The Lawrence County Jail passed its state inspection this fall, scoring high on 41 out of 42 standards checked, Sheriff Tim Sexton said.

"We’re certainly pleased with the inspection," said Sexton, who oversees jail operations. "It’s a lot to be said for the corrections department They do well with what they have."

The Ohio Department of Rehabilitation and Corrections does not inspect on all of its 300-plus standards every year.
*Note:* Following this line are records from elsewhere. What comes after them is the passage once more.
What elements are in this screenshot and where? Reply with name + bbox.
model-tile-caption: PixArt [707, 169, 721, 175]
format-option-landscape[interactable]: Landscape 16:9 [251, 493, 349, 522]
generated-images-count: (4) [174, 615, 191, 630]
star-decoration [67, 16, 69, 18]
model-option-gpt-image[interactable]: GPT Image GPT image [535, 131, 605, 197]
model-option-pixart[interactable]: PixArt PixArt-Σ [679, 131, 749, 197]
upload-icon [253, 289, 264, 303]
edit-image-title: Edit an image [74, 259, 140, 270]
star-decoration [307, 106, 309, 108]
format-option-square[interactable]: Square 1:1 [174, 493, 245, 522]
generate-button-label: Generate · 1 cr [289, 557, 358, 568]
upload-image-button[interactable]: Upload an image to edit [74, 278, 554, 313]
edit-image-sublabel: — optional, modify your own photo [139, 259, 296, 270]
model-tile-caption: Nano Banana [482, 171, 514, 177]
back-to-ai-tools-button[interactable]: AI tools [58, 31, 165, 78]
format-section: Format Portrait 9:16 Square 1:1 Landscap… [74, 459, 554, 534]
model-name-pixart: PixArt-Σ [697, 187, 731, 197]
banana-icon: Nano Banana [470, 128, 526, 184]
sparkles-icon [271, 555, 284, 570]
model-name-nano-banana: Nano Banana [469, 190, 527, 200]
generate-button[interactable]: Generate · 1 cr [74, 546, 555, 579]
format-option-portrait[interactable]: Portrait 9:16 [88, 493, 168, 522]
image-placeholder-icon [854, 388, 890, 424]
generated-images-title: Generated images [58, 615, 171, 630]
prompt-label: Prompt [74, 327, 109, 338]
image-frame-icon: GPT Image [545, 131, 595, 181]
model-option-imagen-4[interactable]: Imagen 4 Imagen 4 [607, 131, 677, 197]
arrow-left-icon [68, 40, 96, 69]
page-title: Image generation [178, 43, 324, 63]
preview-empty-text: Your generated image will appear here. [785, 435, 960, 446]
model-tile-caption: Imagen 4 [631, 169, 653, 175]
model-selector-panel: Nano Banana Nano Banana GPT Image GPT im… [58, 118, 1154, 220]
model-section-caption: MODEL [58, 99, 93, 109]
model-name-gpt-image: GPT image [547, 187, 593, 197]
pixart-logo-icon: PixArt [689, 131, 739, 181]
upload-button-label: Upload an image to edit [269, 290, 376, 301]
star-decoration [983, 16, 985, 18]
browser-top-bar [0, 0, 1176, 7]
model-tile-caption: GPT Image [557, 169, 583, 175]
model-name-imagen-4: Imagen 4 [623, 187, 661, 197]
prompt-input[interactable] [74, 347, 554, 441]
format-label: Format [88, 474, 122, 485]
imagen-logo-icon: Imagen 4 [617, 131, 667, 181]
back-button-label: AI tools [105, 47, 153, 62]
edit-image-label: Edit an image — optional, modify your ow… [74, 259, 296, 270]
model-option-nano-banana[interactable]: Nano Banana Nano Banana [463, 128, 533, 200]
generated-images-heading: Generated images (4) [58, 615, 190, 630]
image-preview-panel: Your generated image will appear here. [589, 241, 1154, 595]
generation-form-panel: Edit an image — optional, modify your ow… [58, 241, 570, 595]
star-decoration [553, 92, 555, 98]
And since the Lawrence jail’s construction in 1974, many standards have been added.

The jail has no room for an exercise facility or room to expand to the square footage now required, for example, but the recent inspection shows it’s meeting as many standards as possible, considering its age, Sexton said.

Inspectors, who visited Oct. 31, notified the county Nov. 20 that they found the only deficient item was the lack of a security perimeter around the entire exterior of the facility – which there is no room to construct one, the sheriff said.
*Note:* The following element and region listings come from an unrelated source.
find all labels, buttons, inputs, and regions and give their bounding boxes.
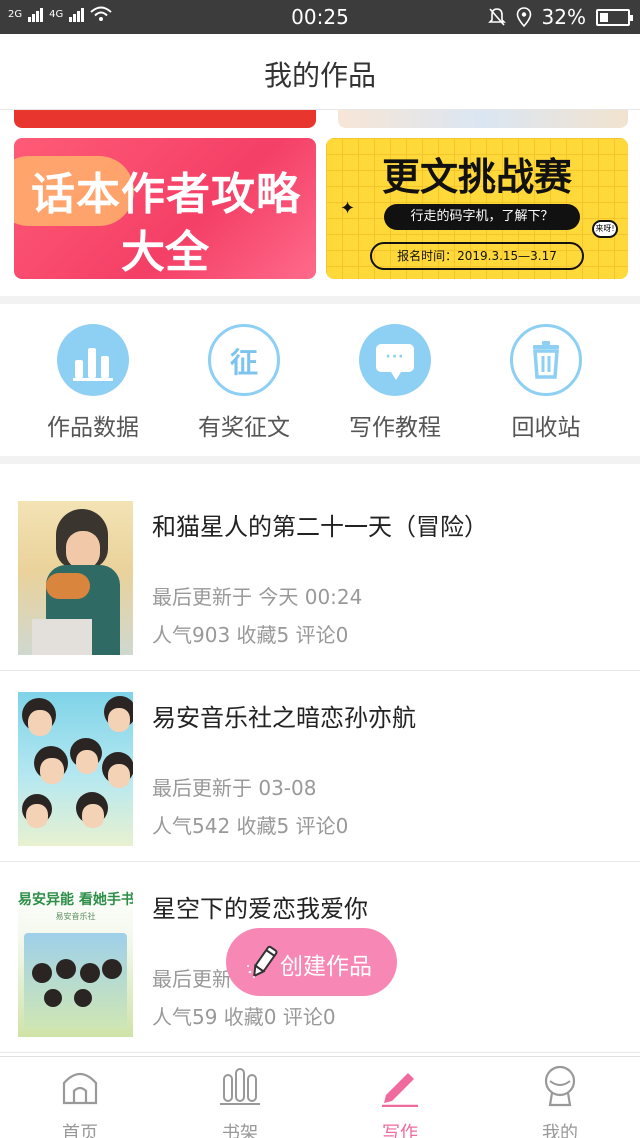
work-item[interactable]: 和猫星人的第二十一天（冒险） 最后更新于 今天 00:24 人气903 收藏5 … xyxy=(0,481,640,671)
work-updated: 最后更新于 今天 00:24 xyxy=(152,585,363,609)
action-label: 回收站 xyxy=(511,415,581,441)
zheng-icon: 征 xyxy=(208,324,280,396)
action-label: 写作教程 xyxy=(349,415,441,441)
work-title: 易安音乐社之暗恋孙亦航 xyxy=(152,704,416,732)
action-essay-contest[interactable]: 征 有奖征文 xyxy=(174,324,314,442)
work-cover[interactable]: 易安异能 看她手书 易安音乐社 xyxy=(18,883,133,1037)
banner-author-guide[interactable]: 话本作者攻略 大全 xyxy=(14,138,316,279)
action-recycle-bin[interactable]: 回收站 xyxy=(476,324,616,442)
work-stats: 人气542 收藏5 评论0 xyxy=(152,814,349,838)
cover-subtext: 易安音乐社 xyxy=(55,912,96,921)
tab-write[interactable]: 写作 xyxy=(320,1063,480,1138)
quick-actions: 作品数据 征 有奖征文 ··· 写作教程 回收站 xyxy=(0,306,640,456)
home-icon xyxy=(62,1072,98,1105)
work-cover[interactable] xyxy=(18,501,133,655)
cover-text: 易安异能 看她手书 xyxy=(18,892,133,908)
tab-mine[interactable]: 我的 xyxy=(480,1063,640,1138)
work-item[interactable]: 易安音乐社之暗恋孙亦航 最后更新于 03-08 人气542 收藏5 评论0 xyxy=(0,672,640,862)
battery-icon xyxy=(596,8,633,26)
page-title: 我的作品 xyxy=(263,59,376,92)
battery-percent: 32% xyxy=(541,5,586,29)
work-cover[interactable] xyxy=(18,692,133,846)
mute-bell-icon xyxy=(487,8,506,26)
action-works-data[interactable]: 作品数据 xyxy=(23,324,163,442)
pencil-icon xyxy=(382,1073,418,1108)
banner-previous-left[interactable] xyxy=(14,110,316,128)
create-work-button[interactable]: 创建作品 xyxy=(226,928,397,996)
bar-chart-icon xyxy=(57,324,129,396)
tab-label: 首页 xyxy=(62,1123,98,1138)
tab-label: 写作 xyxy=(382,1123,418,1138)
banner-guide-line1: 话本作者攻略 xyxy=(31,169,301,220)
trash-icon xyxy=(510,324,582,396)
pencil-icon xyxy=(247,945,278,978)
page-header: 我的作品 xyxy=(0,34,640,110)
work-updated: 最后更新于 03-08 xyxy=(152,776,317,800)
tab-home[interactable]: 首页 xyxy=(0,1063,160,1138)
banner-challenge-date: 报名时间：2019.3.15—3.17 xyxy=(370,242,584,270)
action-writing-tutorial[interactable]: ··· 写作教程 xyxy=(325,324,465,442)
work-stats: 人气59 收藏0 评论0 xyxy=(152,1005,336,1029)
tab-label: 我的 xyxy=(542,1123,578,1138)
action-label: 作品数据 xyxy=(47,415,139,441)
create-work-label: 创建作品 xyxy=(280,954,372,980)
chat-bubble-icon: ··· xyxy=(359,324,431,396)
banner-writing-challenge[interactable]: ✦ 更文挑战赛 行走的码字机，了解下？ 来呀! 报名时间：2019.3.15—3… xyxy=(326,138,628,279)
work-stats: 人气903 收藏5 评论0 xyxy=(152,623,349,647)
location-icon xyxy=(516,7,531,27)
sparkle-icon: ✦ xyxy=(340,198,356,219)
banner-guide-line2: 大全 xyxy=(121,227,209,278)
tab-label: 书架 xyxy=(222,1123,258,1138)
bookshelf-icon xyxy=(220,1068,260,1105)
banner-challenge-subtitle: 行走的码字机，了解下？ xyxy=(384,204,580,230)
section-divider xyxy=(0,296,640,304)
work-title: 星空下的爱恋我爱你 xyxy=(152,895,368,923)
banner-challenge-title: 更文挑战赛 xyxy=(381,155,572,199)
status-right: 32% xyxy=(487,5,633,29)
banner-previous-right[interactable] xyxy=(338,110,628,128)
work-title: 和猫星人的第二十一天（冒险） xyxy=(152,513,488,541)
user-icon xyxy=(544,1065,576,1107)
status-bar: 2G 4G 00:25 32% xyxy=(0,0,640,34)
tab-bookshelf[interactable]: 书架 xyxy=(160,1063,320,1138)
action-label: 有奖征文 xyxy=(198,415,290,441)
banner-challenge-badge: 来呀! xyxy=(592,220,618,238)
section-divider xyxy=(0,456,640,464)
bottom-tab-bar: 首页 书架 写作 我的 xyxy=(0,1056,640,1138)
The last jail inspection, prior to Sexton taking office, returned a rating of 6 percent, which prompted work on upgrades this year, he said.

"Serious efforts were undertaken to clean the jail facility, implement and update policies and procedures, and become more fiscally responsible for the taxpayers’ dollars in operating the jail," Sexton said.

The sheriff listed improvements so far as: implementation of a no smoking policy, cleaning and painting of the entire facility, reducing food purchase costs while meeting state minimum standards, implementing new policies with employees held accountable for them; security has been upgraded with the purchase of new radios, a restraint chair, new smoke detectors and a slight increase of the corrections staff.

"The increased staff was hired as a result of efficient spending and responsible management and not from an increased budget," Sexton said.

The sheriff gave much credit to new jail administrator Jeff Lawless, hired in February.

Still, Lawrence County is in a similar position as many other counties – a new jail is needed, Sexton said.

"Our current jail was built 27 years ago and is overcrowded," he said. "With the current economic downturn and budget woes, I’m unaware of any immediate funds available from the state for new jail construction."

However, the county commissioners have met with Department of Corrections officials and architects this year, considering plans. It’s also been surveying available land for a jail.

"We are currently prepared to continue to work to improve our present facility," Sexton said. "Should state funds become available. we will join with the commissioners as an active participant in pursuing such funding."